08-12-2013 05:25 AM
I work at a USGS facility and have been trying to come up with solutions for BYOD that will be acceptable to our DOI superiors. I am just wondering how other government agencies are dealing with the increasing number of personally owned devices and GFE (Government Furnished Equipment) that seem to be popping up every day. We have currently use WPA2 Enterprise to authenticate users using a radius server that queries the AD domain for authentication. Users that are savvy have figured out that if the enter their credentials and setup their phones or IPADS correctly they can technical and get wireless. I am planning on using DHCP device signatures to capture these users in a role that has a Firewall Policy that denies everything. I will also have a separate SSID that we will use MAC address verification to provide authorized wireless access for users that have complied with our policies
I would like to see how others are dealing with this and maybe get some other ideas on how to allow access for GFE and deny access for others.
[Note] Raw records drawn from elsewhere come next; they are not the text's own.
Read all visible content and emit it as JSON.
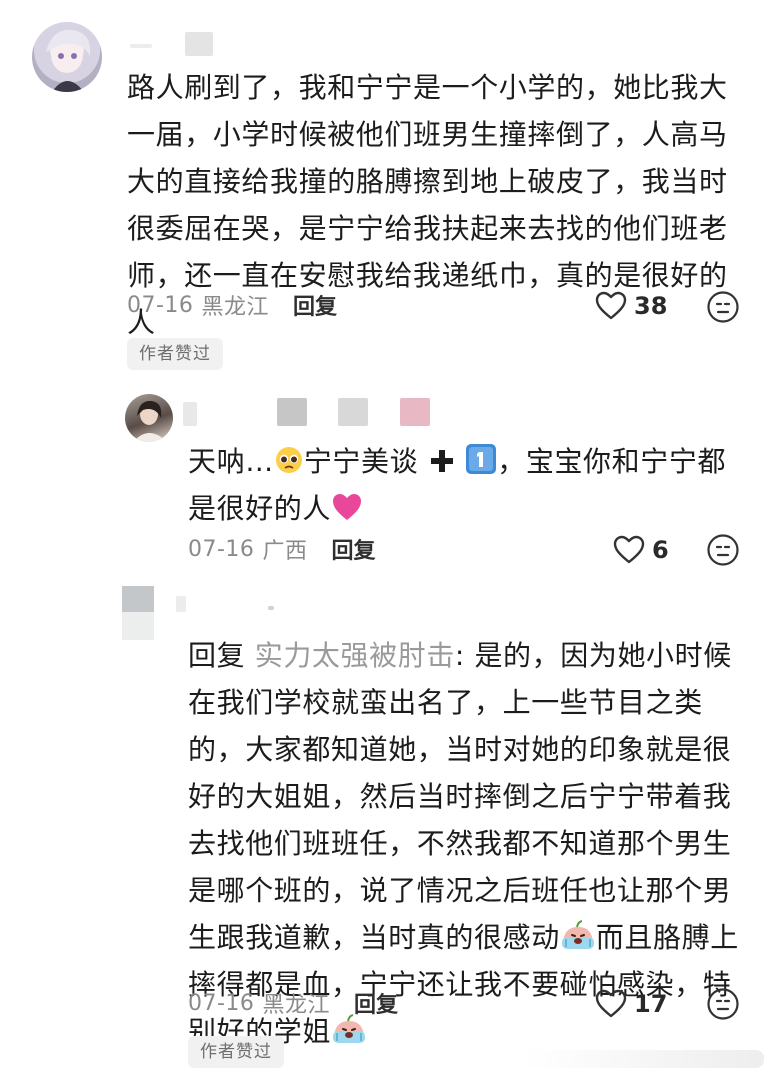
{
  "comments": [
    {
      "text": "路人刷到了，我和宁宁是一个小学的，她比我大一届，小学时候被他们班男生撞摔倒了，人高马大的直接给我撞的胳膊擦到地上破皮了，我当时很委屈在哭，是宁宁给我扶起来去找的他们班老师，还一直在安慰我给我递纸巾，真的是很好的人",
      "date": "07-16",
      "location": "黑龙江",
      "reply_label": "回复",
      "likes": "38",
      "badge": "作者赞过"
    },
    {
      "text_part1": "天呐…",
      "text_part2": "宁宁美谈",
      "text_part3": "，宝宝你和宁宁都是很好的人",
      "date": "07-16",
      "location": "广西",
      "reply_label": "回复",
      "likes": "6"
    },
    {
      "reply_prefix": "回复",
      "reply_to": "实力太强被肘击",
      "text_part1": ": 是的，因为她小时候在我们学校就蛮出名了，上一些节目之类的，大家都知道她，当时对她的印象就是很好的大姐姐，然后当时摔倒之后宁宁带着我去找他们班班任，不然我都不知道那个男生是哪个班的，说了情况之后班任也让那个男生跟我道歉，当时真的很感动",
      "text_part2": "而且胳膊上摔得都是血，宁宁还让我不要碰怕感染，特别好的学姐",
      "date": "07-16",
      "location": "黑龙江",
      "reply_label": "回复",
      "likes": "17",
      "badge": "作者赞过"
    }
  ],
  "colors": {
    "heart": "#e8479a",
    "text": "#1c1c1c",
    "meta": "#8a8a8a"
  },
  "icons": [
    "heart-outline-icon",
    "neutral-face-icon",
    "plus-icon",
    "keycap-1-icon",
    "pleading-face-icon",
    "crying-face-icon",
    "pink-heart-icon"
  ]
}
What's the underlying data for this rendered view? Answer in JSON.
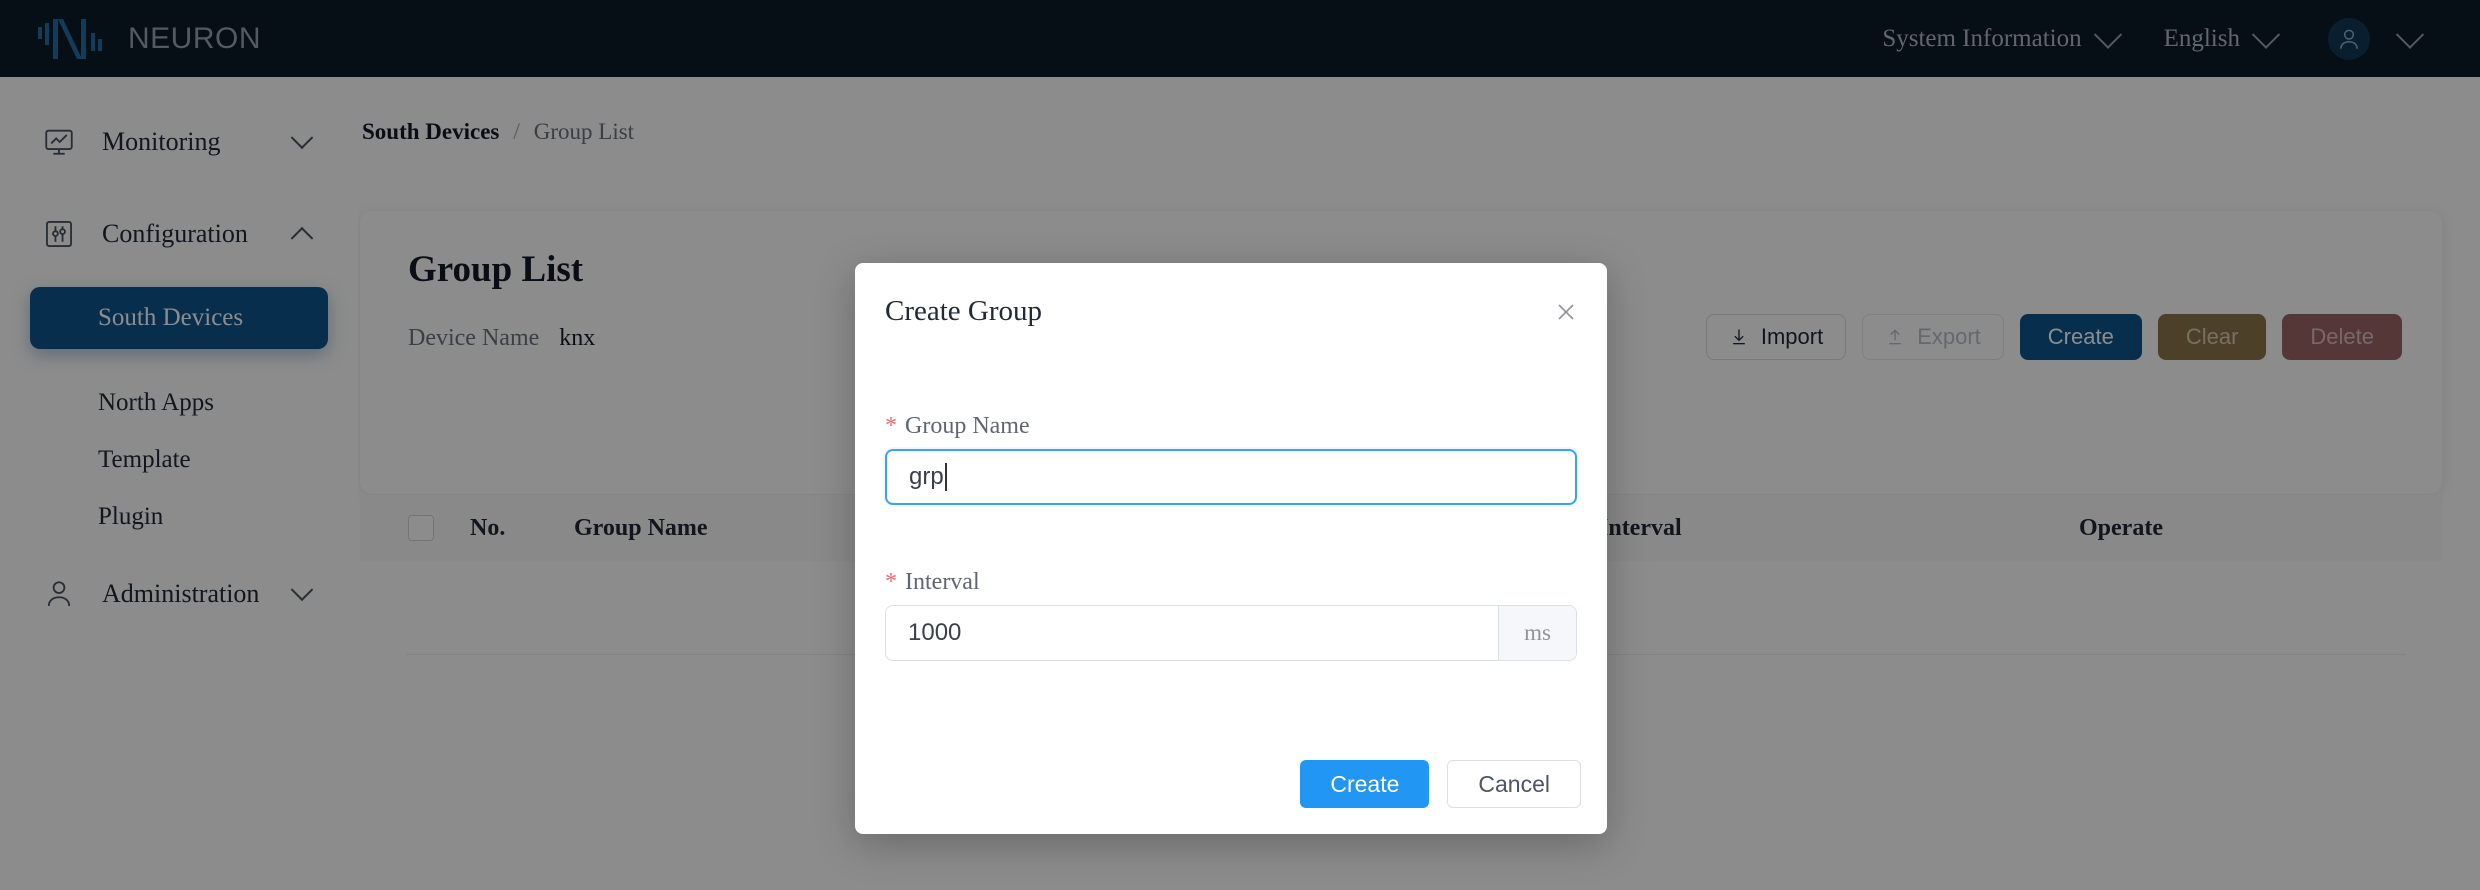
{
  "header": {
    "brand": "NEURON",
    "logo_icon": "neuron-logo-icon",
    "system_information": "System Information",
    "language": "English",
    "user_icon": "user-avatar-icon"
  },
  "sidebar": {
    "groups": [
      {
        "label": "Monitoring",
        "icon": "monitor-chart-icon",
        "expanded": false
      },
      {
        "label": "Configuration",
        "icon": "sliders-icon",
        "expanded": true
      },
      {
        "label": "Administration",
        "icon": "user-icon",
        "expanded": false
      }
    ],
    "config_children": [
      {
        "label": "South Devices",
        "active": true
      },
      {
        "label": "North Apps",
        "active": false
      },
      {
        "label": "Template",
        "active": false
      },
      {
        "label": "Plugin",
        "active": false
      }
    ]
  },
  "breadcrumb": {
    "parent": "South Devices",
    "separator": "/",
    "current": "Group List"
  },
  "page": {
    "title": "Group List",
    "device_name_label": "Device Name",
    "device_name_value": "knx"
  },
  "toolbar": {
    "import": "Import",
    "import_icon": "download-icon",
    "export": "Export",
    "export_icon": "upload-icon",
    "create": "Create",
    "clear": "Clear",
    "delete": "Delete"
  },
  "table": {
    "columns": [
      "No.",
      "Group Name",
      "Interval",
      "Operate"
    ],
    "select_all_icon": "checkbox-icon",
    "rows": []
  },
  "modal": {
    "title": "Create Group",
    "close_icon": "close-icon",
    "required_mark": "*",
    "group_name_label": "Group Name",
    "group_name_value": "grp",
    "interval_label": "Interval",
    "interval_value": "1000",
    "interval_unit": "ms",
    "create_button": "Create",
    "cancel_button": "Cancel"
  },
  "colors": {
    "brand_dark": "#0b1a28",
    "accent_blue": "#10558c",
    "modal_primary": "#2196f3",
    "focus_blue": "#3fa0f0",
    "required_red": "#f56c6c",
    "warn": "#8d7549",
    "danger": "#9c6566"
  }
}
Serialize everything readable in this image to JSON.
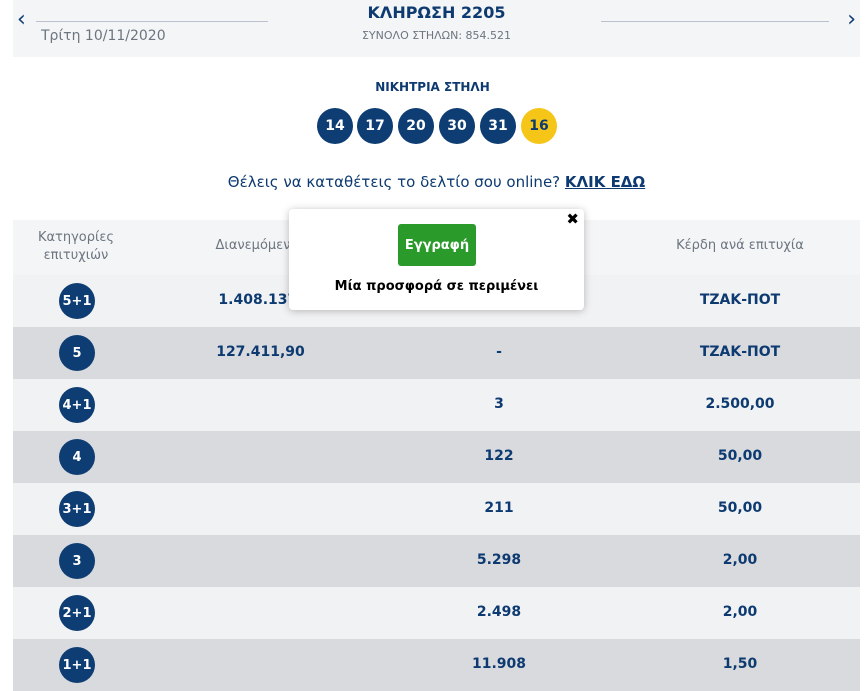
{
  "header": {
    "prev_icon": "‹",
    "next_icon": "›",
    "date": "Τρίτη 10/11/2020",
    "draw_title": "ΚΛΗΡΩΣΗ 2205",
    "total_columns": "ΣΥΝΟΛΟ ΣΤΗΛΩΝ: 854.521"
  },
  "winning": {
    "label": "ΝΙΚΗΤΡΙΑ ΣΤΗΛΗ",
    "numbers": [
      "14",
      "17",
      "20",
      "30",
      "31"
    ],
    "joker": "16"
  },
  "cta": {
    "text": "Θέλεις να καταθέτεις το δελτίο σου online? ",
    "link": "ΚΛΙΚ ΕΔΩ"
  },
  "table": {
    "headers": {
      "categories": "Κατηγορίες επιτυχιών",
      "distributed": "Διανεμόμεν",
      "prize": "Κέρδη ανά επιτυχία"
    },
    "rows": [
      {
        "cat": "5+1",
        "distributed": "1.408.137,",
        "winners": "",
        "prize": "ΤΖΑΚ-ΠΟΤ"
      },
      {
        "cat": "5",
        "distributed": "127.411,90",
        "winners": "-",
        "prize": "ΤΖΑΚ-ΠΟΤ"
      },
      {
        "cat": "4+1",
        "distributed": "",
        "winners": "3",
        "prize": "2.500,00"
      },
      {
        "cat": "4",
        "distributed": "",
        "winners": "122",
        "prize": "50,00"
      },
      {
        "cat": "3+1",
        "distributed": "",
        "winners": "211",
        "prize": "50,00"
      },
      {
        "cat": "3",
        "distributed": "",
        "winners": "5.298",
        "prize": "2,00"
      },
      {
        "cat": "2+1",
        "distributed": "",
        "winners": "2.498",
        "prize": "2,00"
      },
      {
        "cat": "1+1",
        "distributed": "",
        "winners": "11.908",
        "prize": "1,50"
      }
    ]
  },
  "popup": {
    "close_icon": "✖",
    "register_label": "Εγγραφή",
    "offer_text": "Μία προσφορά σε περιμένει"
  },
  "colors": {
    "navy": "#0d3d73",
    "joker": "#f5c518",
    "register_green": "#2a9a2a"
  }
}
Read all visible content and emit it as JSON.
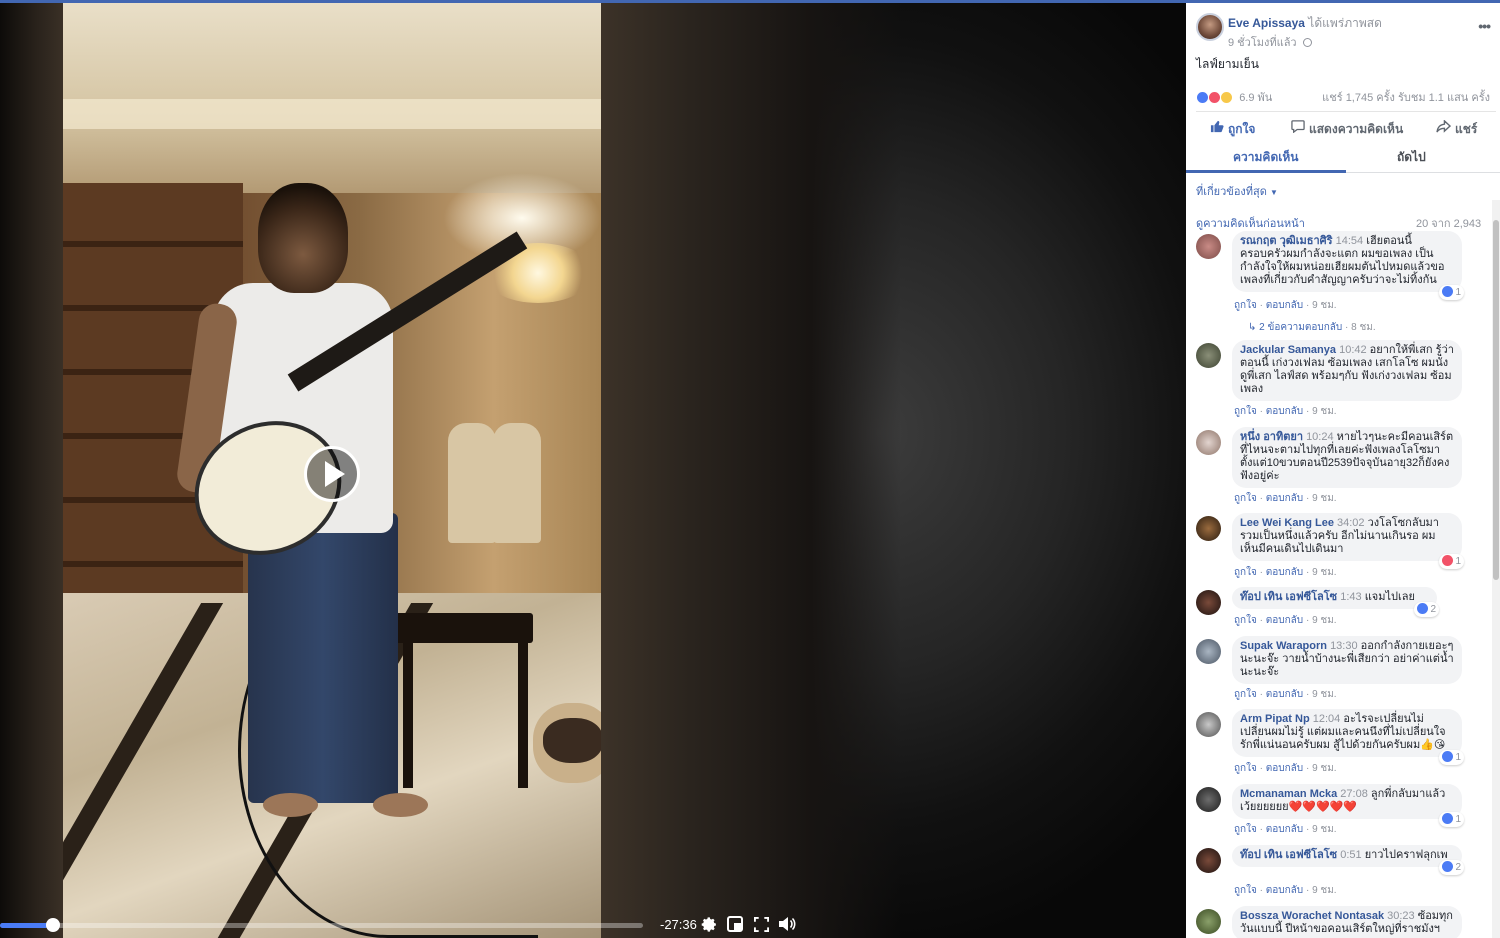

Clearpass may be the solution at some future date but now in the immediate horizon.
Thanks in advance!
08-13-2013 07:26 AM
Aruba ClearPass Policy Manger can simplify the administration, setup, and issuing of machine-based certificates. With an incorporated CA (Certificate of Authority) the process of creating, distributing, and even revoking these certificates is simplified even to the level of minimal to no user intervention required. Along with the Guest and On-Board software modules, CPPM is the answer to many BYOD challenges that federal customers face.
Without the introduction of CPPM into the wireless network authentication stream, the available solutions are limited and the administration often becomes cumbersome, requiring several point products that do not work well together.